By comparison, the results from age-adjusted LTLs (LTLadjAge) were far less significant in predicting lifespan (HR=0.81 and p=4.7E-3 compared to HR=0.31 and p=6.7E-9 for DNAmTL, Figure 3A, B) and were not significantly associated with time-to-CHD, time-to-CHF, age at menopause and physical activity (p>0.3, Figure 3).

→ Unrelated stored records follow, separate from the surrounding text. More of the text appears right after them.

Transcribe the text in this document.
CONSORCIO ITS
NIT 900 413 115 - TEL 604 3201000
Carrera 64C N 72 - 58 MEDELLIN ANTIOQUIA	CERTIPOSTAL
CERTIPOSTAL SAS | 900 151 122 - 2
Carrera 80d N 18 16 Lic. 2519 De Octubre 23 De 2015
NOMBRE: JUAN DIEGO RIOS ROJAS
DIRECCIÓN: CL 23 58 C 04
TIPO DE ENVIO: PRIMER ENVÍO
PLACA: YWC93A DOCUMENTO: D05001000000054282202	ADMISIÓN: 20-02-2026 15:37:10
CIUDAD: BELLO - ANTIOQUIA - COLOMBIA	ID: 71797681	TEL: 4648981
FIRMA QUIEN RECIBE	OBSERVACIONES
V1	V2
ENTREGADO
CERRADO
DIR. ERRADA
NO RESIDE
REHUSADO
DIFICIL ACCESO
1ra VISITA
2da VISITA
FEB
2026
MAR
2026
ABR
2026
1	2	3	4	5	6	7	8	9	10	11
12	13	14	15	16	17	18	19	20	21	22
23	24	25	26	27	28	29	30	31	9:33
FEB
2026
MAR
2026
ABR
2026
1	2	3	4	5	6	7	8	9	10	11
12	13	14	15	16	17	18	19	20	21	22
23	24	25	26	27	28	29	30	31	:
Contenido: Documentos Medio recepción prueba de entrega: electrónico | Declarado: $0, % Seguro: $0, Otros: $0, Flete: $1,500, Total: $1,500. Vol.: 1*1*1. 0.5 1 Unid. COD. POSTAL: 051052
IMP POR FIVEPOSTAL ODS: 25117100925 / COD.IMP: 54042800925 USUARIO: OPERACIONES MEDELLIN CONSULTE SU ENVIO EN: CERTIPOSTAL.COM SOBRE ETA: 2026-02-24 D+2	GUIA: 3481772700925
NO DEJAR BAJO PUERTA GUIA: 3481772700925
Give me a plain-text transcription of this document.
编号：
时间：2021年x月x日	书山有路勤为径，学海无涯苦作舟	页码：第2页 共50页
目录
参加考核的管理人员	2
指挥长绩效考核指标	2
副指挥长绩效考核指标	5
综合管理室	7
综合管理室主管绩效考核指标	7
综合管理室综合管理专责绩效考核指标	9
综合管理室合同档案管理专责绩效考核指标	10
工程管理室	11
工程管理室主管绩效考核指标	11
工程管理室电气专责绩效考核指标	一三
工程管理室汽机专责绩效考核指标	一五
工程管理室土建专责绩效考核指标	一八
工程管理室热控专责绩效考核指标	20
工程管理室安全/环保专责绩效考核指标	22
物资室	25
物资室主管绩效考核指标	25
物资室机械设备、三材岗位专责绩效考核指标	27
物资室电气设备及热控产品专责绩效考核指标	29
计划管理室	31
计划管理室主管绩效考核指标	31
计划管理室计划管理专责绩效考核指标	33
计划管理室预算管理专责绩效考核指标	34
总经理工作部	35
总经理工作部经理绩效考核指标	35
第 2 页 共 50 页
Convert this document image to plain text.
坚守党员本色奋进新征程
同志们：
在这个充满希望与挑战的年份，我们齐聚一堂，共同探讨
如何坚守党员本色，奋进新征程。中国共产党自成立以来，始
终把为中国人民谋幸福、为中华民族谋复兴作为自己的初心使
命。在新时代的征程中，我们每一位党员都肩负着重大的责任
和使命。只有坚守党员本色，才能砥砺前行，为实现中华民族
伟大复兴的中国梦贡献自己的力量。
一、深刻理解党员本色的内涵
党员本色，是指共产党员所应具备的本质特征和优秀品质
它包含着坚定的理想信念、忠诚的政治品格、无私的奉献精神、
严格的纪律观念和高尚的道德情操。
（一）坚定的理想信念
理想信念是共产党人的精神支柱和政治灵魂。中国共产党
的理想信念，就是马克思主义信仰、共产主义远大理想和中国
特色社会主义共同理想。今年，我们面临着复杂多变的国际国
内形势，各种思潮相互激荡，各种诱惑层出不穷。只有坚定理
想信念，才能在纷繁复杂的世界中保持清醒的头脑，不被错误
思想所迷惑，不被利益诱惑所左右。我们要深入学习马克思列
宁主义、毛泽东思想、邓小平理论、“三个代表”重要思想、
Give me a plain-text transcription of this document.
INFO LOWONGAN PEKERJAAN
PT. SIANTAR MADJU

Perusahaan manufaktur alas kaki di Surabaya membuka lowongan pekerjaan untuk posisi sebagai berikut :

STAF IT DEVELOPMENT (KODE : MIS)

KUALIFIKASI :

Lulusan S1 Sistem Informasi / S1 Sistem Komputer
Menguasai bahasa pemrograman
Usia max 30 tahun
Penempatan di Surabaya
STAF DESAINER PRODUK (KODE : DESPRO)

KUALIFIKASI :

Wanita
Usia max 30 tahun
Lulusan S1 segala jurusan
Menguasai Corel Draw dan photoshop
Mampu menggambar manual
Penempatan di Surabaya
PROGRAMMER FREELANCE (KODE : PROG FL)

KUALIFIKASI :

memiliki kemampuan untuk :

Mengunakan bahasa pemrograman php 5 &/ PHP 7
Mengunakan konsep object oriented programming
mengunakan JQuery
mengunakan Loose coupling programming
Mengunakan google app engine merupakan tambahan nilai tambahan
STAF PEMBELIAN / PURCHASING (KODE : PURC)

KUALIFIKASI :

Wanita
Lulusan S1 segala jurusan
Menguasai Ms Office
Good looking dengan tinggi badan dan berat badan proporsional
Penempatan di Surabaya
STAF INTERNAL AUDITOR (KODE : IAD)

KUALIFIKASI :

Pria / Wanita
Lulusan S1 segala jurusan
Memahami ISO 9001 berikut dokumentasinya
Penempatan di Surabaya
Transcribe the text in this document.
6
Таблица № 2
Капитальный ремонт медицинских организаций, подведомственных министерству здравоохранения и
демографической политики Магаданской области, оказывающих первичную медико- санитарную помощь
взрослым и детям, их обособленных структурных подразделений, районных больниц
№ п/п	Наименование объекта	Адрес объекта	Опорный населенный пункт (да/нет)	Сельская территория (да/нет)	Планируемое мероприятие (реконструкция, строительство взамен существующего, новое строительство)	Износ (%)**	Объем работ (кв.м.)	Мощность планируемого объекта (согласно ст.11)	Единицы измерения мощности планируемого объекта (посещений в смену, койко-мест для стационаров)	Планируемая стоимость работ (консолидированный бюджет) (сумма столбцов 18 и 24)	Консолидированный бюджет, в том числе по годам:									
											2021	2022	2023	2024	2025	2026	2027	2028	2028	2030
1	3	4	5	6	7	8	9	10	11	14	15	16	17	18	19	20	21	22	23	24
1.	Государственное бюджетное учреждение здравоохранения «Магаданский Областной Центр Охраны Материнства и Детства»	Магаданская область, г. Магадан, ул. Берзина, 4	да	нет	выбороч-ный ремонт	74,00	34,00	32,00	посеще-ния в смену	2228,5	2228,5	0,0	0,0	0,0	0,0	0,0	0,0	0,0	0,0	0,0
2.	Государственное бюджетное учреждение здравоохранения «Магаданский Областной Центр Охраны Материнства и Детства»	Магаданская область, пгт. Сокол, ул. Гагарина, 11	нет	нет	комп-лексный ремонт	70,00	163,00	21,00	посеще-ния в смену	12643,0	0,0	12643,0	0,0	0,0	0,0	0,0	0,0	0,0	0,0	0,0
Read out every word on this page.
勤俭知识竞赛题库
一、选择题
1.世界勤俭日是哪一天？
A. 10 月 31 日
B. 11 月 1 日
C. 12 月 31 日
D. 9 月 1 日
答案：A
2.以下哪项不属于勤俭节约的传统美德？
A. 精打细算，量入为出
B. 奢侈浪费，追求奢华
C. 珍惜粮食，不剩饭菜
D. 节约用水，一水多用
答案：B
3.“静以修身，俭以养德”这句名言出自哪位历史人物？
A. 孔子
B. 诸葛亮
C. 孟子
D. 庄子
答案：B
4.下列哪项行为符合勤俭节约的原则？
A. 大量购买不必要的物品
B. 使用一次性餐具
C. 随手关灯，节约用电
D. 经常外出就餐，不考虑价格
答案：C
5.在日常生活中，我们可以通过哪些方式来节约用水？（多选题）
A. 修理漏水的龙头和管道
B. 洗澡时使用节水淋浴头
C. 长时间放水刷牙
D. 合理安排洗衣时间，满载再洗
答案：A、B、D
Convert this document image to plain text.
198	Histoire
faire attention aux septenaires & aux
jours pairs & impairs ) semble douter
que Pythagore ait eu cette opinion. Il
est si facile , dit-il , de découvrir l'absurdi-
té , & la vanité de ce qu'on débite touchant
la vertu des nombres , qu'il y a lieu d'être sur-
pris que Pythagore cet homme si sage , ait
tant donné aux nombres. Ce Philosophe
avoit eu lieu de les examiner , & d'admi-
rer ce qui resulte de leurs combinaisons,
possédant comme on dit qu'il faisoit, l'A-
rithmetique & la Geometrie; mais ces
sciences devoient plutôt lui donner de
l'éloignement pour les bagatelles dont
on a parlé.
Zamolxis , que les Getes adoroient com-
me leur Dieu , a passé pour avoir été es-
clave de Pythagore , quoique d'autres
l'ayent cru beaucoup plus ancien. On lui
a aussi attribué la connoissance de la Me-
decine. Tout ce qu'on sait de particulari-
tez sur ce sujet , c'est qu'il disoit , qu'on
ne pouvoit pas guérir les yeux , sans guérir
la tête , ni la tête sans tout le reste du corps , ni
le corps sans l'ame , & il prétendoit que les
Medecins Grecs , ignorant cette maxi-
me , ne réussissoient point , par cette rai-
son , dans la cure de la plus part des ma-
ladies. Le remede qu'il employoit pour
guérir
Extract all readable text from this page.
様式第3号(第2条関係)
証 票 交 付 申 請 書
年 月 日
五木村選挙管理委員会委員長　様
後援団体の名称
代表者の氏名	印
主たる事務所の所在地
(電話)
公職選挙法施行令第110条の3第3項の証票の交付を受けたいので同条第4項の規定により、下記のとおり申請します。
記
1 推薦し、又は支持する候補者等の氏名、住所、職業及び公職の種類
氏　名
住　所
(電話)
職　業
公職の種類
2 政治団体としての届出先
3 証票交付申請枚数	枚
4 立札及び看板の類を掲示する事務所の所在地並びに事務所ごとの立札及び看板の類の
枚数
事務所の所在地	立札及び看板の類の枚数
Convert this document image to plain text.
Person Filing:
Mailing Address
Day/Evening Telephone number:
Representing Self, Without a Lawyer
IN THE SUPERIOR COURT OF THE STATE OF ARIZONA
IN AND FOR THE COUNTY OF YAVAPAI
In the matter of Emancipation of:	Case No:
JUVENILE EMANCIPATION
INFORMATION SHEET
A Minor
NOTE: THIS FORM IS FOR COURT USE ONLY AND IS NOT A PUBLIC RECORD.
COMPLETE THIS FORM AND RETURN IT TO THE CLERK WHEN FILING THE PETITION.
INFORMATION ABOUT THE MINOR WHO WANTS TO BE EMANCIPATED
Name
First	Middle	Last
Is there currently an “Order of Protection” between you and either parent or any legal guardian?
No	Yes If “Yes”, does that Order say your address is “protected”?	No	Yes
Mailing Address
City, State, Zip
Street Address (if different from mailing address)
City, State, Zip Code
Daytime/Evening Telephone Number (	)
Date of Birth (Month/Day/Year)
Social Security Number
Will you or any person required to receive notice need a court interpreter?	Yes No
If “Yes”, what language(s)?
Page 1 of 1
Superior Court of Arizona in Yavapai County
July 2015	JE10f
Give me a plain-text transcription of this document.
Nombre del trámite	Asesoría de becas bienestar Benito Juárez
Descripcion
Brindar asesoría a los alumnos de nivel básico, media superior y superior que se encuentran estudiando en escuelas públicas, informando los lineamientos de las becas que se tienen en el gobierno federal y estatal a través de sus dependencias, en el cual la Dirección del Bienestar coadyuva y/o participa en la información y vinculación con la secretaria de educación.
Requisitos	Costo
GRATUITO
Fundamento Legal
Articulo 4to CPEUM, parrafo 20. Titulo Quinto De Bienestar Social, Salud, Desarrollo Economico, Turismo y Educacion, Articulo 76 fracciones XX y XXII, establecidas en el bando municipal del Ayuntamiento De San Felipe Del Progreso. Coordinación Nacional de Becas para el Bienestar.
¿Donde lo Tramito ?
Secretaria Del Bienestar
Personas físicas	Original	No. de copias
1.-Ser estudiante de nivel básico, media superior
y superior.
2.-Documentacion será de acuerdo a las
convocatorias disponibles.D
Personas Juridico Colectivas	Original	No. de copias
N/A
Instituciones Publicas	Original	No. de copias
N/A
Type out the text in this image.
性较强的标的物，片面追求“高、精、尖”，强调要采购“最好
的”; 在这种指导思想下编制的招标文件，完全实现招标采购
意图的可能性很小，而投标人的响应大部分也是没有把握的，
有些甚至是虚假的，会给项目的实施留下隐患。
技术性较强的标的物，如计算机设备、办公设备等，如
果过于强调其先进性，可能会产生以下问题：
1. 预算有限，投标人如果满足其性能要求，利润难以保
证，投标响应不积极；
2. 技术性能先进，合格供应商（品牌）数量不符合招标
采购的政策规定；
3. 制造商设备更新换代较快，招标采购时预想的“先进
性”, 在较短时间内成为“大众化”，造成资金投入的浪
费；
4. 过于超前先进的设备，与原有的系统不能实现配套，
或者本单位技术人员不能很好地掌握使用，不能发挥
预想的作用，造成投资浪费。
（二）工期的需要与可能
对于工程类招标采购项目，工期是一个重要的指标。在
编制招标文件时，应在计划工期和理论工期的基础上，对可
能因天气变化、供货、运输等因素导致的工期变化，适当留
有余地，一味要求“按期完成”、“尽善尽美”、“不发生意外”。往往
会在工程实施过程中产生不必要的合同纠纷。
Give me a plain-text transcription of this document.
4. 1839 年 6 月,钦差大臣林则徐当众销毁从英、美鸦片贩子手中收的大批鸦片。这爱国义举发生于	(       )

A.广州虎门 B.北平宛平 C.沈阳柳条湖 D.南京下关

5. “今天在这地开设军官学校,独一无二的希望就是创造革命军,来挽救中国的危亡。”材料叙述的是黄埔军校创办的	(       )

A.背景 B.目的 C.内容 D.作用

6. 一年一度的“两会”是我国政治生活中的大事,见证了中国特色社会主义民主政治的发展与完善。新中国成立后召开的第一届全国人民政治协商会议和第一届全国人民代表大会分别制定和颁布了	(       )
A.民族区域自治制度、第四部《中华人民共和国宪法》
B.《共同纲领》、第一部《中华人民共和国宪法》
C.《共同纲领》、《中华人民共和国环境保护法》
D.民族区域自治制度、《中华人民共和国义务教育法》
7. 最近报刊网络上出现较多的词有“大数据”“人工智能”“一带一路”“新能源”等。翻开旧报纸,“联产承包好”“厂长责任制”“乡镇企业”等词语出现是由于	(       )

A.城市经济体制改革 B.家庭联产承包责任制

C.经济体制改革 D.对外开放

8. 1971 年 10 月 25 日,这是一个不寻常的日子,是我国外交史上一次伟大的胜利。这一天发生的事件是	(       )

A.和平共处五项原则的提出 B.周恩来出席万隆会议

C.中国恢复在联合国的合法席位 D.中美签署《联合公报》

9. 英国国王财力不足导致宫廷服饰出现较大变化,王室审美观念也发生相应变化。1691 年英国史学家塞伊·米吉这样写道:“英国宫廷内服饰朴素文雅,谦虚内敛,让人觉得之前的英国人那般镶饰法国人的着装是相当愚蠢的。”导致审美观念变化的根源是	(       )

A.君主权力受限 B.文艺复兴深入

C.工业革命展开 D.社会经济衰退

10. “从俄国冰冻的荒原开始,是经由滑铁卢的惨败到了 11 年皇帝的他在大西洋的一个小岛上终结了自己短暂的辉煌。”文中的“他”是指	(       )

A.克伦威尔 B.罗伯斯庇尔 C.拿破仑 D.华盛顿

We want to emphasize that our comparison between DNAmTLadjAge and LTLadjAge involved the same set of individuals for whom both measures were available, i.e. each association test used the same sample size and distribution in age, sex, and ethnicity. These results show that DNAmTLadjAge outperforms LTLadjAge when it comes to predicting important health-related conditions. However, our comparative analysis was subject to a limitation: the measures of LTLadjAge and DNAmTLadjAge in the FHS cohort corresponded to two different blood samples collected at different time points. We addressed this limitation in two ways. First, we repeated the analysis by omitting the FHS data. In the resulting test data (n=100 samples from the WHI and n=100 samples from the JHS), DNAmTLadjAge continued to outperform LTLadjAge (Supplementary Table 1). Second, we compared DNAmTLadjAge with LTL in a host of additional cohorts (Bogalusa Heart Study, Twins UK, Lothian Birth Cohorts) as detailed below.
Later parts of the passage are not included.